Rishi Sunak to give briefing from Downing Street today

Rishi Sunak is to give a briefing on Monday and will use the press conference to set out the “robust” plans for getting flights carrying asylum seekers to Rwanda in the air. Deputy Foreign Secretary Andrew Mitchell told ITV’s Good Morning Britain that the Prime Minister will give details of the “operational plan”.

Mr Mitchell said the Government’s illegal migration operations committee is meeting at No 10 on Monday morning. “Then the Prime Minister will be holding a press conference to set out the operational plan, but I can assure you that the operational plans are robust, sensible and should work,” he said.
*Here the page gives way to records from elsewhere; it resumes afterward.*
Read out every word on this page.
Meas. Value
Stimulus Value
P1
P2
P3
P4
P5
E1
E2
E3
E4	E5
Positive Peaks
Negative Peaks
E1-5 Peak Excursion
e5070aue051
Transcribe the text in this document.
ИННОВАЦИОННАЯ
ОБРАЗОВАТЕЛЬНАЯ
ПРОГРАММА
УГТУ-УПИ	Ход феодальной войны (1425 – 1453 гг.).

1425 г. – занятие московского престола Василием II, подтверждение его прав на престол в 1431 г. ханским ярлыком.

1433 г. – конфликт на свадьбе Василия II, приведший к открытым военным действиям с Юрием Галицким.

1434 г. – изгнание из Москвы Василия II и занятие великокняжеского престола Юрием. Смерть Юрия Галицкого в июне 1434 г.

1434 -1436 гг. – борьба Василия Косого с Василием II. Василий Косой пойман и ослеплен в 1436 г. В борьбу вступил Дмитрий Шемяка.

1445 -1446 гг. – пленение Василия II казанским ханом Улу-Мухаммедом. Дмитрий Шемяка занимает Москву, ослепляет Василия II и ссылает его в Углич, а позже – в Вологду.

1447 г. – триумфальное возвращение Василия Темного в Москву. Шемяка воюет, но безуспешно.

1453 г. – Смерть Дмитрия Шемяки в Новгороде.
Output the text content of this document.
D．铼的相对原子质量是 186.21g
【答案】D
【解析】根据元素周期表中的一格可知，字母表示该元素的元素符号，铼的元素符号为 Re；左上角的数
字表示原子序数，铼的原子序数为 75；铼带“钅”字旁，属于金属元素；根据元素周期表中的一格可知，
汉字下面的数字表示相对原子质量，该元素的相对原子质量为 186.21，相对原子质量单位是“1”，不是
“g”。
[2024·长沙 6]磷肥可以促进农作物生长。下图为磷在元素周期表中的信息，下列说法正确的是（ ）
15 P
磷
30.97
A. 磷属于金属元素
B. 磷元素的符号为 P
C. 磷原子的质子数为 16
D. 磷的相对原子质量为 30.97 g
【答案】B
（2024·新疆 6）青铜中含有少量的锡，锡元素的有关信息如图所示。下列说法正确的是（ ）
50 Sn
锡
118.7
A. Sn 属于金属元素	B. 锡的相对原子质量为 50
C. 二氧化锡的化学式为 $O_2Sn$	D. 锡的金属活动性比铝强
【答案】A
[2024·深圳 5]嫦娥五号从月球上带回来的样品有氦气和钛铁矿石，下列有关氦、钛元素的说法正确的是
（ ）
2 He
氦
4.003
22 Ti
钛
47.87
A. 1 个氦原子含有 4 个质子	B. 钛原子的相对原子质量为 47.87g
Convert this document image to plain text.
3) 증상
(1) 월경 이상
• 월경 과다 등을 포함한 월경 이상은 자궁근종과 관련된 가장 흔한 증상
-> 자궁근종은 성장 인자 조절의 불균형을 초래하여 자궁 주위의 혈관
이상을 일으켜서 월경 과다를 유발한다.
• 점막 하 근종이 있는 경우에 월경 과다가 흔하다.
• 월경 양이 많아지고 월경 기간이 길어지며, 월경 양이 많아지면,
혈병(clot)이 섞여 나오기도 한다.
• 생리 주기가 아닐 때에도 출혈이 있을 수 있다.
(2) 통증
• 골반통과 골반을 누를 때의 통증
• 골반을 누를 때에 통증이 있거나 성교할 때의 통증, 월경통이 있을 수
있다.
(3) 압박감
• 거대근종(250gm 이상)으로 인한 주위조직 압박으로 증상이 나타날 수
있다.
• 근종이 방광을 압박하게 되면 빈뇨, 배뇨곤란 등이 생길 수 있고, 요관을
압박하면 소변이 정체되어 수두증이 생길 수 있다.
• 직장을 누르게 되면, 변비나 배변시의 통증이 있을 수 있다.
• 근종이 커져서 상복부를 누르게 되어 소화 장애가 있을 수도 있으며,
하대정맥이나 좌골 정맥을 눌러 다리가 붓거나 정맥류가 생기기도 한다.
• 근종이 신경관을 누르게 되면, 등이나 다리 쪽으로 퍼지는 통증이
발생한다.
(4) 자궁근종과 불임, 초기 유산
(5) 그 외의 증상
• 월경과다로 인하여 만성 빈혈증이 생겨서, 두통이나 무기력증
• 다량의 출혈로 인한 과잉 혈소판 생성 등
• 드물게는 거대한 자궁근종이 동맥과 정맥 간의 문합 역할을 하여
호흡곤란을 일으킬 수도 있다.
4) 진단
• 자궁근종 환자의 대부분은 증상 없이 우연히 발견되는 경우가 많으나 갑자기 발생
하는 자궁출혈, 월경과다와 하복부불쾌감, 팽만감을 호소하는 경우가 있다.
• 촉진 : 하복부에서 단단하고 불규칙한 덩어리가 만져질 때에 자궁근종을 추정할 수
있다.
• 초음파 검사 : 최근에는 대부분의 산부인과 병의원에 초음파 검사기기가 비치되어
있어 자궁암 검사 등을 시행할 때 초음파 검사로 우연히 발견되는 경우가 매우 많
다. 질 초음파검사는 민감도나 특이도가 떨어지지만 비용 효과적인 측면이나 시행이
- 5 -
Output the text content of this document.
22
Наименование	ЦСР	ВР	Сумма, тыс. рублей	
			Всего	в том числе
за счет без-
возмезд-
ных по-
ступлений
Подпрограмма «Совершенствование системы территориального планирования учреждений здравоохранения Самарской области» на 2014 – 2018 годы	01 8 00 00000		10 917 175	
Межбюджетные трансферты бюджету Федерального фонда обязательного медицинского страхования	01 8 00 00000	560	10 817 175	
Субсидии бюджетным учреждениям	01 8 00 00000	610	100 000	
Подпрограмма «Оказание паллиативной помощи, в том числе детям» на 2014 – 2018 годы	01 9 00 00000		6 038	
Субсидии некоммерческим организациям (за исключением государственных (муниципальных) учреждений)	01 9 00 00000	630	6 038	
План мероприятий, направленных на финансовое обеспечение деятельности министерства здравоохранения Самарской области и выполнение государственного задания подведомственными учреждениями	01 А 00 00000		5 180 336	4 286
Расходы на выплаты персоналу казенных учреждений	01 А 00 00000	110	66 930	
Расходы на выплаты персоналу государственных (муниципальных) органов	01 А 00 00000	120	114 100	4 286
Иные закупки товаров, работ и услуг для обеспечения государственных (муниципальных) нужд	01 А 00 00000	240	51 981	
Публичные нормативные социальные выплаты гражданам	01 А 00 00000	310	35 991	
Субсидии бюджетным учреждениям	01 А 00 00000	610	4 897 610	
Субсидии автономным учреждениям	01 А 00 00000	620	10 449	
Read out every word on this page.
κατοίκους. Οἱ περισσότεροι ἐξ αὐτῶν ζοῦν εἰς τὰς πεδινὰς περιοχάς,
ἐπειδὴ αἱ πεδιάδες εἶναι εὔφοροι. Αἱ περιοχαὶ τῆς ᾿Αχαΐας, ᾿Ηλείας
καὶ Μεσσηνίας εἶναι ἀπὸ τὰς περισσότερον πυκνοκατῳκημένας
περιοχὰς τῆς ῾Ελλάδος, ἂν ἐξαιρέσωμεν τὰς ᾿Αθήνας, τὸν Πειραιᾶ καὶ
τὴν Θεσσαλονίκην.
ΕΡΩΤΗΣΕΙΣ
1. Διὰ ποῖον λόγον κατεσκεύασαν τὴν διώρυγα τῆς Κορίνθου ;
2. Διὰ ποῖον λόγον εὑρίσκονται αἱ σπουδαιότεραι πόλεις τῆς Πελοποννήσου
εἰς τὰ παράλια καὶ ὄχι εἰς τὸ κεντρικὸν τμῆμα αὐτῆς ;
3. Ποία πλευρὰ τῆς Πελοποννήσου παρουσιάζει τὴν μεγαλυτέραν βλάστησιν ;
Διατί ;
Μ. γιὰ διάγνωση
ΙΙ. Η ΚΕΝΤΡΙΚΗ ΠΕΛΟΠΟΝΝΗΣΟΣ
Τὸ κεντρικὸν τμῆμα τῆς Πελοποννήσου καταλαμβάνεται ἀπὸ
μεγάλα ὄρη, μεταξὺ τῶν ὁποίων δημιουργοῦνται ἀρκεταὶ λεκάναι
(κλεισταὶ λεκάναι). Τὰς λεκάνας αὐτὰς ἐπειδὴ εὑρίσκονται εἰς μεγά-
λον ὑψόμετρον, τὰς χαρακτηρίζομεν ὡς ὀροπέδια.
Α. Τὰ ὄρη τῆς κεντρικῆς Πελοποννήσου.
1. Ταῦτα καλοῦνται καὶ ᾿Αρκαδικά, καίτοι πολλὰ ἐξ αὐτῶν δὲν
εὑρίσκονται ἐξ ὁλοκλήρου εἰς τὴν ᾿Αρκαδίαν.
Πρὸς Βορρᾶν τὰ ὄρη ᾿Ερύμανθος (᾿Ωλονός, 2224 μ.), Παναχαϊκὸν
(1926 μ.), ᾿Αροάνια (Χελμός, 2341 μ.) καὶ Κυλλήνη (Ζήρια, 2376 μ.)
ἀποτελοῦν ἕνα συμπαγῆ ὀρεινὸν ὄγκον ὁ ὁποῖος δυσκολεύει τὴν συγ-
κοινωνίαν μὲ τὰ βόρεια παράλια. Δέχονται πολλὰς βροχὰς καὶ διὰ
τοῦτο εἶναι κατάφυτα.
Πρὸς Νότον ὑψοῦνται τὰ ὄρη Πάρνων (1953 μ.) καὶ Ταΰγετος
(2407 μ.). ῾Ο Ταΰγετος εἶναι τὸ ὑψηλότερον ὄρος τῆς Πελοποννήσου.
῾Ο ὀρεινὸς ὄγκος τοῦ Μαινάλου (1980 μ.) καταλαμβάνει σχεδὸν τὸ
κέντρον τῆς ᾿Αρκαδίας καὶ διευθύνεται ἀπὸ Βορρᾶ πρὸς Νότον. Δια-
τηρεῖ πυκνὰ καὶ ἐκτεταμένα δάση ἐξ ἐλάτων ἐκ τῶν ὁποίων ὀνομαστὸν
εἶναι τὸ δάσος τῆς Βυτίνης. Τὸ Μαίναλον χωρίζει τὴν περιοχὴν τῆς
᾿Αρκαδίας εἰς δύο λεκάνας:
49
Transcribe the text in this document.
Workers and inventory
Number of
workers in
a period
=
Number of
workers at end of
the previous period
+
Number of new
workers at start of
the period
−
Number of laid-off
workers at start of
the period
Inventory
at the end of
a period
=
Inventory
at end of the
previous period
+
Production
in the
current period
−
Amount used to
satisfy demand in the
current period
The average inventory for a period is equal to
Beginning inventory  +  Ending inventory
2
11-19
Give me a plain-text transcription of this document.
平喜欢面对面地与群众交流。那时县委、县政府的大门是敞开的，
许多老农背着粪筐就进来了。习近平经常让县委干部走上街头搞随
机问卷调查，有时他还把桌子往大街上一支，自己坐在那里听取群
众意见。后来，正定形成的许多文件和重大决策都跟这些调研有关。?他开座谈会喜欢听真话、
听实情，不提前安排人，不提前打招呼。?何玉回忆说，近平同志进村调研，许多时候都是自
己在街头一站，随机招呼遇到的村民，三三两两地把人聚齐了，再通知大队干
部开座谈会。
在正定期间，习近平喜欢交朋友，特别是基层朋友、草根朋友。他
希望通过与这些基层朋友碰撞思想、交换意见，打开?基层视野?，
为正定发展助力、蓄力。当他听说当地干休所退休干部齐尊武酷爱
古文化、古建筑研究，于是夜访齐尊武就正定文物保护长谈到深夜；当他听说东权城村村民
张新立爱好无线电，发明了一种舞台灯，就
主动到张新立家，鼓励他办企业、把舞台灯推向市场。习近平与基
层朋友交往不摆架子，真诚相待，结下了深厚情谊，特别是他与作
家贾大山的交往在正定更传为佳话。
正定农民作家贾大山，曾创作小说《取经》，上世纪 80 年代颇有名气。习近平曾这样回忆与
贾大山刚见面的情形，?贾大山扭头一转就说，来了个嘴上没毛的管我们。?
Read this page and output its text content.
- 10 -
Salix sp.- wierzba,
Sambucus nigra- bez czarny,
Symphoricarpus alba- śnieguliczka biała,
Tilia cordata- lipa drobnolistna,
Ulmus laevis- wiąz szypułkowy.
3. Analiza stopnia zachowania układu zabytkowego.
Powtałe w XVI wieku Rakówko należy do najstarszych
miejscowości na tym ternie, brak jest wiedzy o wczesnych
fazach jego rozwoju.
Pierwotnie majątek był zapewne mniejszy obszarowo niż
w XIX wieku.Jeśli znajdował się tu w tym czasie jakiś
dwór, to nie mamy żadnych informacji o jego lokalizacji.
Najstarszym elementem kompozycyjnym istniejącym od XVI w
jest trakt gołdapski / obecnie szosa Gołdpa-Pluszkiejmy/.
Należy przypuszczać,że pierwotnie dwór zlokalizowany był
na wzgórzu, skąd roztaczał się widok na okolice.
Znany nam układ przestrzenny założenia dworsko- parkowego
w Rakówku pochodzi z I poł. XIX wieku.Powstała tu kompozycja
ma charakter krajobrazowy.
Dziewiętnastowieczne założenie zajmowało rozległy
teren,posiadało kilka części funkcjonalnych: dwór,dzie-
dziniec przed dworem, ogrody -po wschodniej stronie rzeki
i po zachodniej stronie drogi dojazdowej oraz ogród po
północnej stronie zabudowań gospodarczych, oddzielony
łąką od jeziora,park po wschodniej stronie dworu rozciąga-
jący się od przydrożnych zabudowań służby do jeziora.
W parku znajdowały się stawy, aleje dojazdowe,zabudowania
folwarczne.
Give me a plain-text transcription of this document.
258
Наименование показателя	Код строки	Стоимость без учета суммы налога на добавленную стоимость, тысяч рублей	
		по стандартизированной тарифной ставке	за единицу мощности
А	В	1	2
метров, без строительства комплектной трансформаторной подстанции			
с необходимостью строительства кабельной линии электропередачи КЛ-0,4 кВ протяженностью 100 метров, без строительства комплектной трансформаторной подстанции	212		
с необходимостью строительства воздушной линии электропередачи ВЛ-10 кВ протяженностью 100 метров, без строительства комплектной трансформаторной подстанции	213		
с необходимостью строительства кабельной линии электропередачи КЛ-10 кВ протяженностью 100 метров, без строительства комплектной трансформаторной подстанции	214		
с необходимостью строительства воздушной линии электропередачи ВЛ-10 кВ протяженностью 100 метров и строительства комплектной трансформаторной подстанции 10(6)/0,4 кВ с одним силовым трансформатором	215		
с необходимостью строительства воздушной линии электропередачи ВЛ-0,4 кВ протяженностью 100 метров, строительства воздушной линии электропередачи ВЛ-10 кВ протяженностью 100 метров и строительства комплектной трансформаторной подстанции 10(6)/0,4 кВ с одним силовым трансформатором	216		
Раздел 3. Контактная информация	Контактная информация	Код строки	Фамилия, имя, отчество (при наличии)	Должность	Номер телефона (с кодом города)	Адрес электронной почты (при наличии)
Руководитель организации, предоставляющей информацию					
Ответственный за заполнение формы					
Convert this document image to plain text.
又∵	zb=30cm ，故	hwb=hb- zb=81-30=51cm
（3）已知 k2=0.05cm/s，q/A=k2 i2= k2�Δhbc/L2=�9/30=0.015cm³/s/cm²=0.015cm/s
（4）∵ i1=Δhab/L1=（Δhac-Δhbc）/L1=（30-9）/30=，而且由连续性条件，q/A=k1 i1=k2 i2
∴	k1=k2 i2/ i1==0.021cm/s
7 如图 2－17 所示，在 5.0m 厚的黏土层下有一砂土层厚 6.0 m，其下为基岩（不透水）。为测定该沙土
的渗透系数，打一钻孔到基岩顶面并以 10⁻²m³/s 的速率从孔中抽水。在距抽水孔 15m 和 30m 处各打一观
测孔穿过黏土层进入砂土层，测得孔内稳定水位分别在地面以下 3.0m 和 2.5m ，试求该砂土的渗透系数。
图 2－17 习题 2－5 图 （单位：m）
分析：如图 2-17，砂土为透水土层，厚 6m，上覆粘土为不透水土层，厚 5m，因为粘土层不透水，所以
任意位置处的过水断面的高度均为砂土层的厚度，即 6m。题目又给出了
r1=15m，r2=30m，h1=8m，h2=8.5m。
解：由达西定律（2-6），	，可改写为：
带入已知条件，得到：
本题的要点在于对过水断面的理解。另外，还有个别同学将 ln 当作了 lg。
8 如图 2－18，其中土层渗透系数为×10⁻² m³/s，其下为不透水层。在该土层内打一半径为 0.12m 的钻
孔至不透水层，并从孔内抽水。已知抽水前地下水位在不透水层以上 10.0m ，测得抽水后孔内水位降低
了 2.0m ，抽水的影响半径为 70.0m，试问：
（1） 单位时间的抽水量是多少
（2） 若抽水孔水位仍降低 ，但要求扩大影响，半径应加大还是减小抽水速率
Mr Sunak said the Safety of Rwanda (Asylum and Immigration) Bill sends a “clear message” that illegal migrants will not be able to stay in the UK. The Prime Minister, addressing the Government’s illegal migration operations committee meeting in Downing Street on Monday morning, said there must be “no more delay”.

Mr Sunak said Rwanda is a “safe country”, adding that his “landmark legislation” comes after “months and months of hard work and planning”. He added: “This bill sends a clear message; if you come here illegally, you won’t be able to stay.”

Deputy Prime Minister Oliver Dowden, Defence Secretary Grant Shapps and Home Secretary James Cleverly were also present at the meeting. Deputy Foreign Secretary Andrew Mitchell said peers’ discussions about judicial arrangements for sending asylum seekers to Rwanda have been “patronising” and at times “border on racism”.

Addressing a House of Lords amendment to the Rwanda Bill which proposes independent monitoring of the country’s safety, separate from its own judiciary, Mr Mitchell told BBC Radio 4’s Today programme: “I’ve listened to what has been said about the independence of the judiciary, the judicial arrangements that have been set up on Rwanda.

“The Rwandan judge, Judge Rugege, is an enormously distinguished and respected international jurist – indeed he is an honorary fellow in law at an Oxford college.

“Some of the discussions which have gone on in the Lords about the judicial arrangements, legal arrangements within Rwanda, have been patronising and, in my view, border on racism, so we don’t think it’s necessary to have that amendment either and that the necessary structures are in place to ensure that the scheme works properly and fairly.”

Mr Mitchell added that the legislation is “being obstructed” by Labour peers who refuse to “accept the will of the elected House of Commons”.